My wife will be at the Antiques Roadshow this weekend. With hundreds of other people she will offer up items for appraisal by the experts. Some are just curious. Others hope for the shock of riches to cross their face.
"Really! I had no idea!"
I guess that would be nice, but as I watched and listened to family members discuss what they wanted the Roadshow experts to evaluate, I realized that nobody mentioned anything they would sell, no matter how valuable it turned out to be. Then I had another thought.
None of the really important things are "valuable" in a monetary sense. Downstairs, in the closet, is a framed note to my father from the poet Edwin Markham. It thanks dad for his service as Markham's secretary and wishes him well in life. The closing is gloriously Victorian, "Yours to command" in Markham's flowery script.

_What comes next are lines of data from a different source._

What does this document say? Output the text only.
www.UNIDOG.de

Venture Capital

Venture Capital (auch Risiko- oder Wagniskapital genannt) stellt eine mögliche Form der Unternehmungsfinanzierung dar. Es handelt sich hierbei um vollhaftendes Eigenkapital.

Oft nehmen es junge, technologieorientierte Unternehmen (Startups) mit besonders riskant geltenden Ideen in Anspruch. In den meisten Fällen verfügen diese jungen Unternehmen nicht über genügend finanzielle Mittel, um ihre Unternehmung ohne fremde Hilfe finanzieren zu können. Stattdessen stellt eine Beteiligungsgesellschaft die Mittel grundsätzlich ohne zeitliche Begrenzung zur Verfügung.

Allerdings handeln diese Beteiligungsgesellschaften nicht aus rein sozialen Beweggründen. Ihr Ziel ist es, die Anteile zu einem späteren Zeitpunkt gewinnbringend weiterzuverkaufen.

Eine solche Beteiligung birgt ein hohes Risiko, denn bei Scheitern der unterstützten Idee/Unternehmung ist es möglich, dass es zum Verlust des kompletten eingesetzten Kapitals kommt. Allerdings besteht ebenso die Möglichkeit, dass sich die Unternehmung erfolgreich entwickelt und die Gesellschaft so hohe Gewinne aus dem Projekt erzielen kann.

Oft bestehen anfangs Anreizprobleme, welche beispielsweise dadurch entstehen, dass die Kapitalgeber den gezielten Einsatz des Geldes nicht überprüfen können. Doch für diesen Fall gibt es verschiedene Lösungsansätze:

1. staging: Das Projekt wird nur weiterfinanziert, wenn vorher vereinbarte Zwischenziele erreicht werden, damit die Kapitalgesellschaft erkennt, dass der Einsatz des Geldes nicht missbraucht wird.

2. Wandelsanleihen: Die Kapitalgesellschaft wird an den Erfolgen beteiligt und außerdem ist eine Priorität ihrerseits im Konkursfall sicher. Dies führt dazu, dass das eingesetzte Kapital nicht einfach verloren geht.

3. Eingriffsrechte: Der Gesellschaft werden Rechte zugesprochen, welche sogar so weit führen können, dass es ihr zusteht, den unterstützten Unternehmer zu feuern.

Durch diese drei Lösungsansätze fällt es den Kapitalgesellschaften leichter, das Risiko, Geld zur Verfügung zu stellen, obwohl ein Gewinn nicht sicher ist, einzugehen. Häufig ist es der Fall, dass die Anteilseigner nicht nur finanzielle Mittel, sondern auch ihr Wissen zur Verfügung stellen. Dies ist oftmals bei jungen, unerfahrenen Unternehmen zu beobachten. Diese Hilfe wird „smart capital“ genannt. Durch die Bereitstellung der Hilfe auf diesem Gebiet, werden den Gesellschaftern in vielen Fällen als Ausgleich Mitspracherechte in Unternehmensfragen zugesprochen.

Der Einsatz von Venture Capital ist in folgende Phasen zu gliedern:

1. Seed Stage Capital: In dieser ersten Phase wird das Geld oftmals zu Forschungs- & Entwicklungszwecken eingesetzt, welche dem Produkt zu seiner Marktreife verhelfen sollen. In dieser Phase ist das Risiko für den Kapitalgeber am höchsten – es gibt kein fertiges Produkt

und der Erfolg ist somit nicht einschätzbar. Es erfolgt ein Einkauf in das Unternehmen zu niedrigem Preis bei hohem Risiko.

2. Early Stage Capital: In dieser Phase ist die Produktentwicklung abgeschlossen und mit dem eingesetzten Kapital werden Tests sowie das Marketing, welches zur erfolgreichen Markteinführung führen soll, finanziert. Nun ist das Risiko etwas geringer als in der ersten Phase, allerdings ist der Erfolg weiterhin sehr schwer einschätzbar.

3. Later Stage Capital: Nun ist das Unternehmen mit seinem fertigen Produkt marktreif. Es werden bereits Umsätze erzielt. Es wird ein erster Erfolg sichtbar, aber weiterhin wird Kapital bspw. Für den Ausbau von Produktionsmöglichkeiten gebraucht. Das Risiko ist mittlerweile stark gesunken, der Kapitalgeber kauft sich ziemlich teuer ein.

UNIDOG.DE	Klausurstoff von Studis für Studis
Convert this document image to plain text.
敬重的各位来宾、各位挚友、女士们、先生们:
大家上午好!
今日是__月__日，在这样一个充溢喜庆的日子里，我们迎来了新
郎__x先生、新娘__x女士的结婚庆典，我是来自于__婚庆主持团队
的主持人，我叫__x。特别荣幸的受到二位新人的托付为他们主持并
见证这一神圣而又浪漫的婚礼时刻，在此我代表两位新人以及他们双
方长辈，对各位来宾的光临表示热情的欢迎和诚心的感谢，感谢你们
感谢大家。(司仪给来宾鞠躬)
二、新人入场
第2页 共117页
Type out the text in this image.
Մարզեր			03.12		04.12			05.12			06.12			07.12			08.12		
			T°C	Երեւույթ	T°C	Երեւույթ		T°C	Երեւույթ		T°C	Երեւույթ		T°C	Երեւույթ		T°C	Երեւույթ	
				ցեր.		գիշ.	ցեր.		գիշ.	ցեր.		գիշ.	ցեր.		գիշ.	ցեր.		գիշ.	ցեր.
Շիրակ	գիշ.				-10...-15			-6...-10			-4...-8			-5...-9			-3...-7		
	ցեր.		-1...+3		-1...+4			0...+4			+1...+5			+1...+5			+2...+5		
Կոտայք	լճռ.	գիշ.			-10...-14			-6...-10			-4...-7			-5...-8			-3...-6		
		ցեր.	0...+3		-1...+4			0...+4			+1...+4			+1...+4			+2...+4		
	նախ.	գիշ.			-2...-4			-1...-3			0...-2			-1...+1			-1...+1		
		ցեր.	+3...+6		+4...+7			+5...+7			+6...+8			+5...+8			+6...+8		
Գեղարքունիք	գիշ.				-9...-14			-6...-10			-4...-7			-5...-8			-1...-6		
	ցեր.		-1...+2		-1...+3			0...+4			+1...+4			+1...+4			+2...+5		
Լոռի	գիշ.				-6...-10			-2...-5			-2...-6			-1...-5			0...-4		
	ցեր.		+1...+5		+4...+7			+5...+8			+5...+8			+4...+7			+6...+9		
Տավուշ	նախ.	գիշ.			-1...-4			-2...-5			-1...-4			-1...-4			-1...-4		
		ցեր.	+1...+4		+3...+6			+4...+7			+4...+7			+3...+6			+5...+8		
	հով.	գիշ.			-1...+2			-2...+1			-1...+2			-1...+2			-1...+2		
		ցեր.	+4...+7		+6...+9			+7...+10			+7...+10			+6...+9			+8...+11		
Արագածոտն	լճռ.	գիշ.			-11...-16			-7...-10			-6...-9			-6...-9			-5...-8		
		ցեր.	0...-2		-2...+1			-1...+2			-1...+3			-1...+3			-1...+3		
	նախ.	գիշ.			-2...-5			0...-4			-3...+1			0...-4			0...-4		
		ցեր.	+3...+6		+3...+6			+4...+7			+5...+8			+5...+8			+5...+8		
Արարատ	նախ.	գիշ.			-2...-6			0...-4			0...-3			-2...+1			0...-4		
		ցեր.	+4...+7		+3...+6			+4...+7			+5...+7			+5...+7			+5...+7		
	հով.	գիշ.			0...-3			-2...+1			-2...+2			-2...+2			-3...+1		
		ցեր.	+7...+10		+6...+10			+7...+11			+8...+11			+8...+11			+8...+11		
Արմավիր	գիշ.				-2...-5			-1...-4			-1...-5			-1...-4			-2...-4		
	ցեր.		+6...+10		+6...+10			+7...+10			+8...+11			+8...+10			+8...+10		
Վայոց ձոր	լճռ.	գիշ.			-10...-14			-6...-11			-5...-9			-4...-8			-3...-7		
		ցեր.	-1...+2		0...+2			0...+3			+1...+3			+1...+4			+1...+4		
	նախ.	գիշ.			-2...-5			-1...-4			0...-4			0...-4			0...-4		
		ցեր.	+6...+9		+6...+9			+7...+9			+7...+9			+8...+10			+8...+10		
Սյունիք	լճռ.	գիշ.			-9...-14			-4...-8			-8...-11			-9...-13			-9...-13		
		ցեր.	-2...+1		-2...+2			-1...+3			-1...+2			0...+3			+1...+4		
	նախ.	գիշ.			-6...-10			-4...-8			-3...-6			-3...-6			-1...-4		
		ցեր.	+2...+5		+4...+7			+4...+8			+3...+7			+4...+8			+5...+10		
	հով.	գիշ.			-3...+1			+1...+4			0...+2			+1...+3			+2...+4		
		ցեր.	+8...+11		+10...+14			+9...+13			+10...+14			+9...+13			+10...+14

Its value for my father had nothing to do with dollars and cents. It hung in his office as a memento from a special time in his life. He was a poor, scholarship student then, stringing together jobs and a scholarship or two to get through college. He wouldn't even meet my mother for two more years. But he already had friends that would last a lifetime.
"When I look at that," he told me once, "I remember us the way we were, Beck and Bun and Hergy and me." They were friends then. They would be friends until they died.
What possible auction or insurance value could you put on a document like that?
What is there in your life like that?